Is this becase of the relatively large surface area and lower flow rates of the Hamburg filter?

I rinse out my hydrosponges and so-called "Ultimate" sponge filters every couple of months, but I generally run the air pretty slowly through them.


----------



## arc (Mar 11, 2010)

Thanks for the replys

I've been using a Hydro3 on one of the 10 gal and some ebay sponges in the 20. Have to clean the 20 every month as it clogs fast. Rather than get 2 more Hydros I thought I would try something new. Plus I love the idea of shrimps on wall picking at food.


----------



## BillD (Jun 5, 2006)

PPulcher said:


> Is this becase of the relatively large surface area and lower flow rates of the Hamburg filter?
> 
> I rinse out my hydrosponges and so-called "Ultimate" sponge filters every couple of months, but I generally run the air pretty slowly through them.

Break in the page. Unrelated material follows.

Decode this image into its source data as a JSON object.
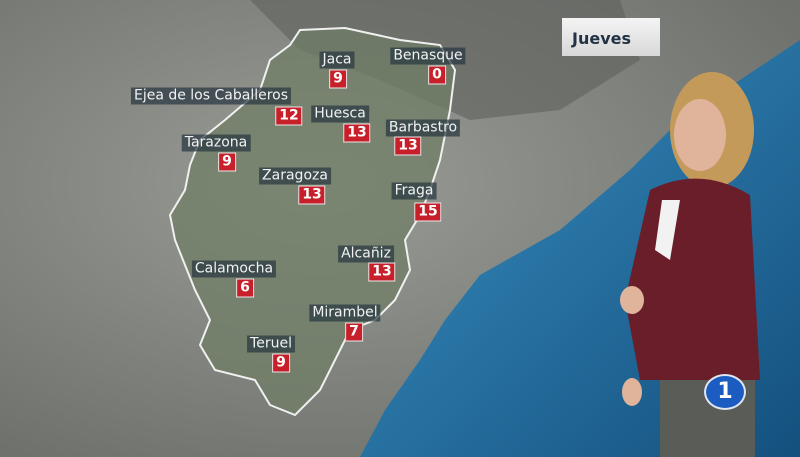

Yes and the larger pore size helps also. You can't tell when a hydro sponge gets clogged, but with the mat filter, the water level behind the mat gets lower than the tank level. My hydro sponges clog up in a few weeks.


----------



## PPulcher (Nov 17, 2006)

Thanks! Pore size seems to be the key.


----------



## BillD (Jun 5, 2006)

A pore size of 20ppi seems to be ideal for most uses. Reticulated foam sleeves are available for Hydrosponges. Sugarglider has them in his list of items.


----------



## ameekplec. (May 1, 2008)

Try this company: http://www.eversoft.ca/index.html

Looks like they have the polyether foam. It's probably much cheaper than getting it from Big Al's (who also have large blocks of it in stock - I bought a ~16" square 1" thick sheet and I remember it being pretty expensive for what it is).


----------



## arc (Mar 11, 2010)

> Try this company: http://www.eversoft.ca/index.html
> 
> Looks like they have the polyether foam. It's probably much cheaper than getting it from Big Al's (who also have large blocks of it in stock - I bought a ~16" square 1" thick sheet and I remember it being pretty expensive for what it is).


Sent an email to them asking for Reticulated and Open cell foam but no reply so far. Hope this works out as my other source requires me to by a 10'x4' foam sheet.


----------



## BillD (Jun 5, 2006)

The best way to do this is to put together a group order and the manufacturer will cut it up to size for you.


----------



## arc (Mar 11, 2010)

> The best way to do this is to put together a group order and the manufacturer will cut it up to size for you.


Sounds like a plan, I can avoid making cutting mistakes this way. Just hope there's enough people that want foam if eversoft doesn't go through.


----------



## arc (Mar 11, 2010)

Eversoft got back to me. They have something called "EZ dri" which is a reticulated foam that looks like a 15-20PPI range.They do custom cuts and the price is good. Only problem is that it has built in fungicidal additives which at best will stop anything from growing on it. At worst, it'll kill everything in the tank. 

So any interest in a foam sheet group buy from another source?


----------